初期の兆候

at03

一般的に2歳になるころ最初の症状が現れ始めます。通常、最初にあらわれる症状は”歩行時のふらつき”と不明瞭な発語ですが、これらは筋肉の調節の障害を意味する”運動失調症”により引き起こされます

A-Tの小児の多くは歩き始めるまでは、特に異常は示しません。ところが歩行しようとするとふらつき、立ち止まっていることも困難で、座っていても体が落ち着かなくなります。こうした症状は2,3年間小康状態を保ち、また改善されることもありますが、歩行、姿勢ともに最終的には悪化します。

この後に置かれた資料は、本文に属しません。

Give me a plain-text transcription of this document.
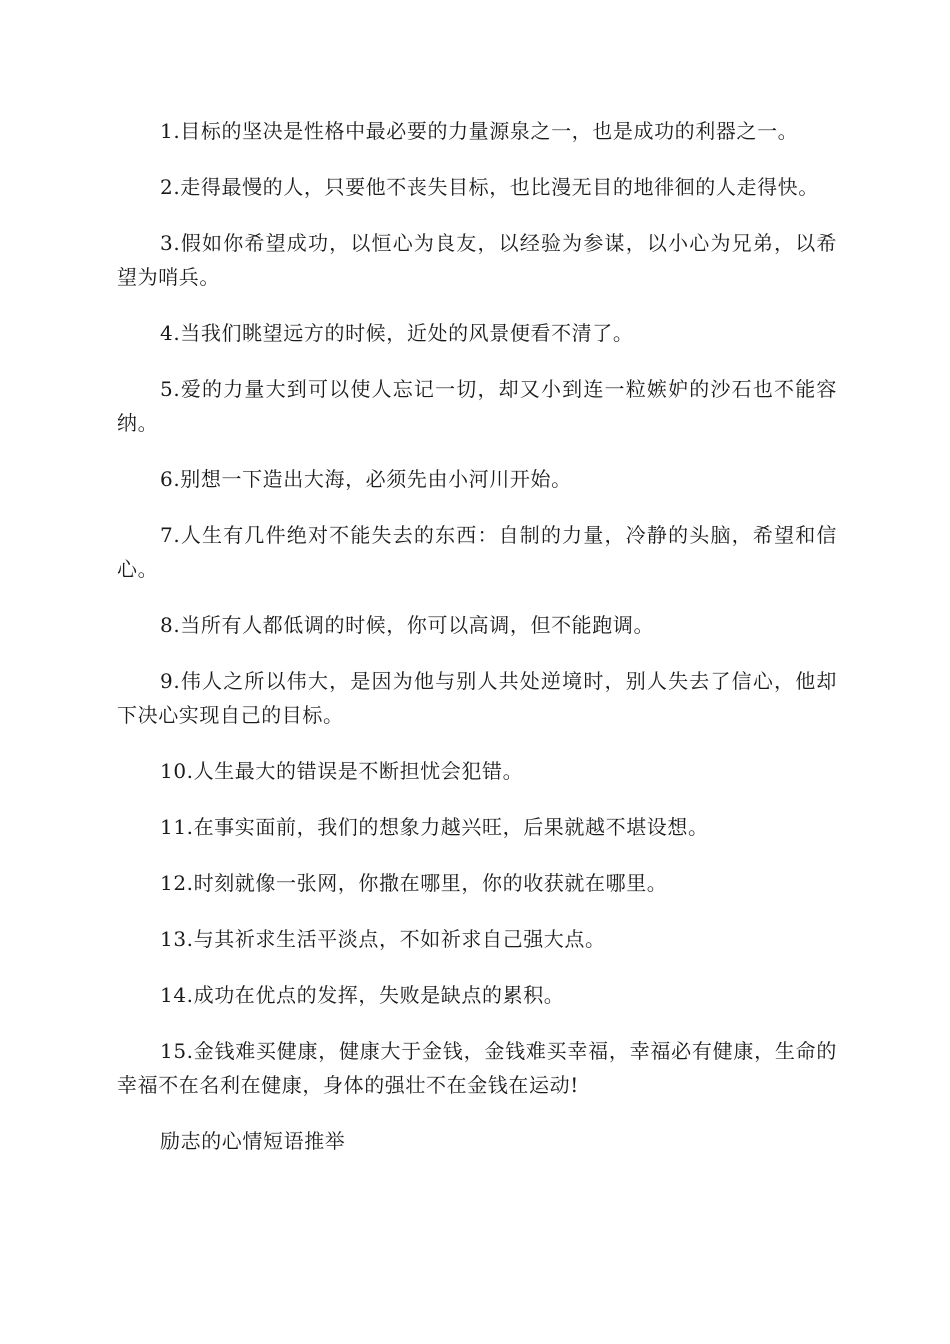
1.目标的坚决是性格中最必要的力量源泉之一，也是成功的利器之一。

2.走得最慢的人，只要他不丧失目标，也比漫无目的地徘徊的人走得快。

3.假如你希望成功，以恒心为良友，以经验为参谋，以小心为兄弟，以希望为哨兵。

4.当我们眺望远方的时候，近处的风景便看不清了。

5.爱的力量大到可以使人忘记一切，却又小到连一粒嫉妒的沙石也不能容纳。

6.别想一下造出大海，必须先由小河川开始。

7.人生有几件绝对不能失去的东西：自制的力量，冷静的头脑，希望和信心。

8.当所有人都低调的时候，你可以高调，但不能跑调。

9.伟人之所以伟大，是因为他与别人共处逆境时，别人失去了信心，他却下决心实现自己的目标。

10.人生最大的错误是不断担忧会犯错。

11.在事实面前，我们的想象力越兴旺，后果就越不堪设想。

12.时刻就像一张网，你撒在哪里，你的收获就在哪里。

13.与其祈求生活平淡点，不如祈求自己强大点。

14.成功在优点的发挥，失败是缺点的累积。

15.金钱难买健康，健康大于金钱，金钱难买幸福，幸福必有健康，生命的幸福不在名利在健康，身体的强壮不在金钱在运动!

励志的心情短语推举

さらに時間が経過するにしたがい、多くのA-T小児は異常動作・・・振戦(発作的な収縮が制御できなくなったり、手足が勝手に動いたりする【舞踏病】)、手足を大きくねじる動作(アテトーシス)、姿勢がぎこちなく、ねじれてしまう筋緊張異常(ジストニア)、を発症します。

運動失調症を発症したのち、通常5歳から8歳までの間にもうひとつの特徴である血管の拡張”毛細血管拡張性”が眼球の白目部分に表出します。その年齢を過ぎても症状をあらわさない場合もありますし、生涯症状を示さない患者もいます。

遺伝子疾患であるA-T

A-Tは非常に珍しい病気ですが、男女ともにすべての人種で、世界中のすべての国で発症することが知られています。

A-Tは11番染色体の遺伝子の欠陥が引き起こす、”劣性”の遺伝子疾患です。

2e4414edfa8379a4badd9e92aee18db7_l

A-T患者の両親は自分に症状がなくても、子供がA-Tになる可能性のある劣性遺伝子を保有しています。したがってA-Tの遺伝的経路は予測不可能であり、A-Tに子供が生まれると、両親は大きなショックを受けます。この劣性遺伝子は何世代にもわたって症状なしに静かに伝わり、たまたまこの劣性遺伝子をもつふたりが夫婦となり子供をもうけることで突然、A-Tとして発症するのです。

両親がともにA-Tの原因となる劣性遺伝子保因者の場合、A-Tの子供が生まれる確率は4人に1人(25%)です。A-T患者の健康な兄弟姉妹でもA-Tの劣性遺伝子を保有し、保因者となる確率は3人のうち2人(66%)となります。